Klaxons, Mystery Jets at Henry Fonda
Thu, 27 Sep 2007 11:26:57
The punked out British ravers turn up the volume in Hollywood
Klaxons, Mystery Jets at Henry Fonda
Parents today just aren't as strict as they used to be. Case in point: Wednesday night's Klaxons show at the Henry Fonda Theater in Hollywood. Tons of kids showed up in braces and tight pants to hear the band's oh-so-novel "nu-rave" sound. Apparently nobody's parents really cared that it was a Wednesday night (a school night), and apparently nobody's parents cared that the venue's speakers were blasting out sounds at eardrum-shattering decibels. Ah, parenting in LA.
Before the aural rapture of the main act took control, British exports Mystery Jets warmed up the crowd. This lot are more than worthy of honorable mention—especially since the band is confident enough in their youthful bad-assery to have one of their Dads as a guitarist and bonafide member. A lighter, goofier version of the Arctic Monkeys, the Jets' happy-go-lucky piano pop should hardly be relinquished to opening act status. But judging from the success of 20-something Brit rockers, these boys should probably start placing their merch orders now.

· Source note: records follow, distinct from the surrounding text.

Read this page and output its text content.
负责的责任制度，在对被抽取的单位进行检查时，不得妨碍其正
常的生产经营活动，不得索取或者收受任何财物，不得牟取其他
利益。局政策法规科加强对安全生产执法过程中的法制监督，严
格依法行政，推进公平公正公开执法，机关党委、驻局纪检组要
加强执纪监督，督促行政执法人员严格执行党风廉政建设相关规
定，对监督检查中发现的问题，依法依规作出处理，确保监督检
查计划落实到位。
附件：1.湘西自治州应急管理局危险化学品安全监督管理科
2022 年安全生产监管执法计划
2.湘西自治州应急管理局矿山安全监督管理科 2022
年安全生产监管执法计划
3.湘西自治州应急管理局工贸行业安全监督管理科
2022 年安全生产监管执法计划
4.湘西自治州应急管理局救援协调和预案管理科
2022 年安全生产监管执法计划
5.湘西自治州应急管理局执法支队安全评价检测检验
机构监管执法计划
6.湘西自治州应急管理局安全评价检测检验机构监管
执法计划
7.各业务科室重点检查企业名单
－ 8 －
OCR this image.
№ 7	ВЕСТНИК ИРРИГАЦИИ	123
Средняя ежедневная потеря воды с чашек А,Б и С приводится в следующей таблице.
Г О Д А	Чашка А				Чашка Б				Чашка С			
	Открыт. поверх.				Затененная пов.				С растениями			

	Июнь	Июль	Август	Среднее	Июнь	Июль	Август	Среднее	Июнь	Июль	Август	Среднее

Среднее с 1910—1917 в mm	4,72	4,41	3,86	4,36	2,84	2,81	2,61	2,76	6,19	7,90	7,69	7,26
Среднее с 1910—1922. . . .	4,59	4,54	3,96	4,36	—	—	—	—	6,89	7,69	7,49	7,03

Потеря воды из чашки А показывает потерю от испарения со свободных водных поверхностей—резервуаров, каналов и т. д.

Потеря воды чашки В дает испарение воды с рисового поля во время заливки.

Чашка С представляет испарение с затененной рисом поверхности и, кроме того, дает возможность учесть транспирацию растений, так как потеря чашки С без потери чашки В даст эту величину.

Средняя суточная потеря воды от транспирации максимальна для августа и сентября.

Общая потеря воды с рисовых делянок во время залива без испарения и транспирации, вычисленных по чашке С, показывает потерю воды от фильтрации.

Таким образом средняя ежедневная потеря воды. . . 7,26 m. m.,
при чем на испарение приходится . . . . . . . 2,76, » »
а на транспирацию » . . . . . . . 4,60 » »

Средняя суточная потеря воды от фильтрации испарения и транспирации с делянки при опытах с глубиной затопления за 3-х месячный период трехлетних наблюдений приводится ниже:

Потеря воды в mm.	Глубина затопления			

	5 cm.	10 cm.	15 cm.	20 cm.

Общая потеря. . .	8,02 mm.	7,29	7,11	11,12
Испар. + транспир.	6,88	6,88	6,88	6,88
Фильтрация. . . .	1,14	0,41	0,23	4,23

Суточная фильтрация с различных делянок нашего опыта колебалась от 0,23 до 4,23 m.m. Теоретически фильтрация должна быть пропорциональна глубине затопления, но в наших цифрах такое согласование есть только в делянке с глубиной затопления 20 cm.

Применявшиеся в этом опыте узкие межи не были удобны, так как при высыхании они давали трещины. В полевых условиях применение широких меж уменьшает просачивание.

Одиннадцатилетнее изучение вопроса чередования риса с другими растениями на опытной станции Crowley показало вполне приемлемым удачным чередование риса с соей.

Despite it being mid-week and the unstable sound, the kids didn't seem to mind the noise—or their ears had become comfortably numbed—because the crowd jumped and danced like a singular, sweaty, American Apparel-clad mass when Klaxons burst onstage. Opening the show with "Atlantis to Interzone," the young-faced Brits quickly had everyone going berserk, despite the fact that their vocals were near drowned out by too-loud instruments, making keyboardist James Righton's falsetto stylings pretty much inaudible due to the din.



The band breezed through "Two Receivers" and "As Above So Below," but thanks to the poor sound quality the Klaxons paeans to the future hardly sounded like Mercury Prize-winning material; the audio component on Disneyland’s Space Mountain would have sounded superior in comparison. Even the absurdly catchy "Golden Skans" was a disappointment. But the crowd didn't seem to care. They got the Fonda's floorboards shaking and even continued to sing the "Golden Skans" "Oooooo, aaaaaah" chorus after the band had finished the song.
While the 20-something Klaxons looked a tad silly in fashions that predated them (choices included a tee-shirt emblazoned with a "Like a Virgin"-era Madonna and a sparkly Studio 54-esque striped tunic) and most of the audience looked like they belonged at a Bar-Mitzvah, the Fonda was a noisy, bundle of energy that pulsated like a wriggling amoeba.